The train arrived at South Kensington, and she stepped off with a purposely nonchalant gait, invisible among the flood of tourists and locals, choosing the tunnel toward the museum’s underground entrance instead of the main entrance up on the street. Better to rip the Band-Aid off. She knew the plane that Sauda had sent was probably already at Heathrow, ready and waiting for them. With any luck, Winter would soon be there, too, taking off without her.

With any luck, the way she’d left him would be the last time she ever saw him. And he would be alive because of it.

The pang that shot through her chest was so sharp that she sucked her breath in. His hands cupping her face, pulling her to him. The tearsglistening in his eyes. The warmth of his breath against her neck, his lips on her skin.

She forced her mind to pivot and quickened her steps down the tunnel. The sound of her boots was lost among the echoes of voices around her. As she went, she glanced at her phone and checked on Winter’s location. His tracker was still pinging from the house. Soon it should show him making his way to the airport.

She closed the tracker and kept going. She’d had to part from plenty of fellow operatives in the past without so much as a backward glance.

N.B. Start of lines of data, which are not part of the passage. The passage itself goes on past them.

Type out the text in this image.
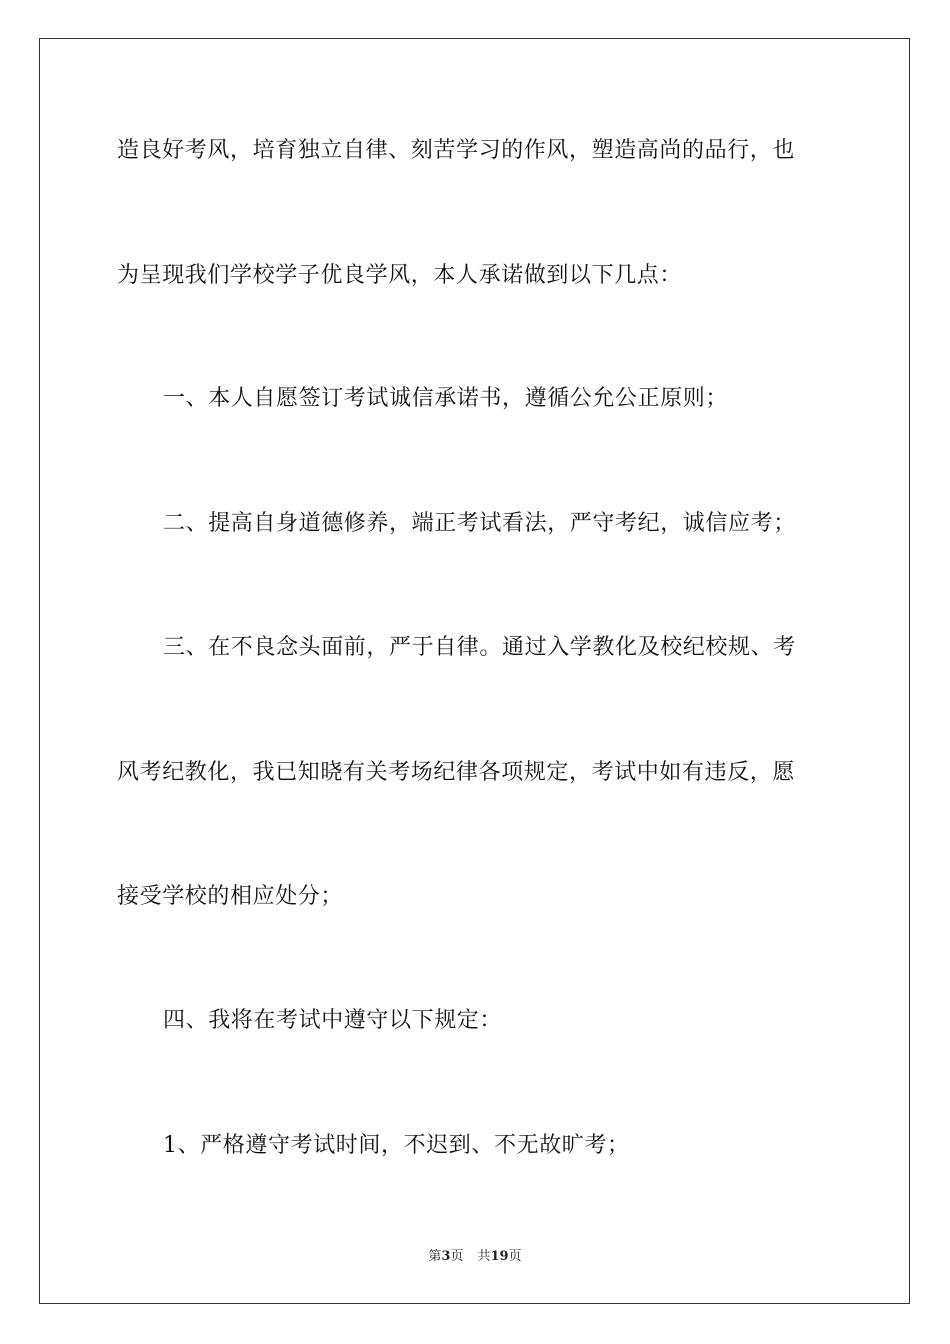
造良好考风，培育独立自律、刻苦学习的作风，塑造高尚的品行，也
为呈现我们学校学子优良学风，本人承诺做到以下几点：
一、本人自愿签订考试诚信承诺书，遵循公允公正原则；
二、提高自身道德修养，端正考试看法，严守考纪，诚信应考；
三、在不良念头面前，严于自律。通过入学教化及校纪校规、考
风考纪教化，我已知晓有关考场纪律各项规定，考试中如有违反，愿
接受学校的相应处分；
四、我将在考试中遵守以下规定：
1、严格遵守考试时间，不迟到、不无故旷考；
第3页 共19页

And this was just another job.

She had memorized the layout of the Victoria and Albert Museum during her train ride. It was a massive, magnificent old building chock-full of security cameras, sensors attached to every door, security tables at the main entrances, and dozens of staff that walked the grounds at all open hours.

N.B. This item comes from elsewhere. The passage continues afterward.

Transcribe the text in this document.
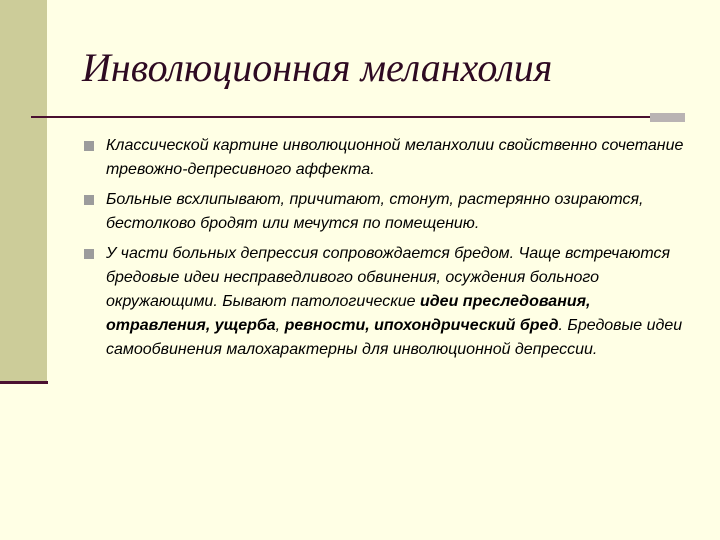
Инволюционная меланхолия
Классической картине инволюционной меланхолии свойственно сочетание тревожно-депресивного аффекта.
Больные всхлипывают, причитают, стонут, растерянно озираются, бестолково бродят или мечутся по помещению.
У части больных депрессия сопровождается бредом. Чаще встречаются бредовые идеи несправедливого обвинения, осуждения больного окружающими. Бывают патологические идеи преследования, отравления, ущерба, ревности, ипохондрический бред. Бредовые идеи самообвинения малохарактерны для инволюционной депрессии.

The underground entrance, though, was more lax, especially on a weekday before noon. As she approached the nondescript door, the lone guard lounging in a chair beside it cast her a bored glance and just nodded her in. She gave him a sweet smile in return.

The museum hummed with a moderate crowd. Sydney forced herself to take her time, wandering through the sculpture hall and admiring the Rodin collection like a tourist so that security would forget about her and move on to watching others that entered the space. Then she wandered slowly through the fashion exhibit and past the giant Chihuly chandelier hanging in the main rotunda. A throng of schoolchildren wove around her.

Finally, she made her way upstairs, where each floor’s crowd grew progressively sparser, until she was several halls away from Eli Morrison’s newly donated wing, where Connor Doherty’s collection was housed. As she passed the stairs leading up to it, she noted the velvet rope blocking the way.

INSTALLATION INPROGRESS, said the sign. As expected.

She entered a hall with no one in it. There, she stood at a corner beside a glass display of ceramics—and tilted her phone up to the nearest blinking fire alarm.

On her screen appeared a grid showing the thousands of fire alarms in the building. She scrolled past them before picking one located at the opposite end of the museum.

She tapped on it.

An electronic screech shattered the silence, echoing throughout the museum’s marble halls.

Now Sydney had a time limit. Over the ongoing scream of the alarm, an announcement came on over the speakers.

“Guests and staff, please make your way to the nearest exit. We apologize for the inconvenience.”

She smiled slightly. A forced evacuation of all staff.

Sure enough, she saw three security guards make their way down from the roped-off wing holding Connor’s personal collection. Sydney waited until they had disappeared down the stairs. Then she ducked under the velvet rope and sprinted up the steps—before slipping behind one of the pillars at the corridor at the top.

Three of the four guards that had been standing at attention up here were now gone—but a lone guard remained near the doors of the private collection, looking annoyed and a little uncertain about whether or not he was supposed to stay.

Sydney scowled at the sight of him and held up her phone again. Then she tapped her screen and waited until she caught the frequency channel of the man’s radio.

Moments later, she heard it give a telltale crackle. He looked down at it.

You still there?she typed rapidly on her phone.

A voice, deep and male and full of static, came on his radio. “You still there?” it said, speaking Sydney’s typed words.

The man blinked. “Yes?”

“Get your bloody ass down here,” it said as Sydney typed, as if someone in charge downstairs was summoning him.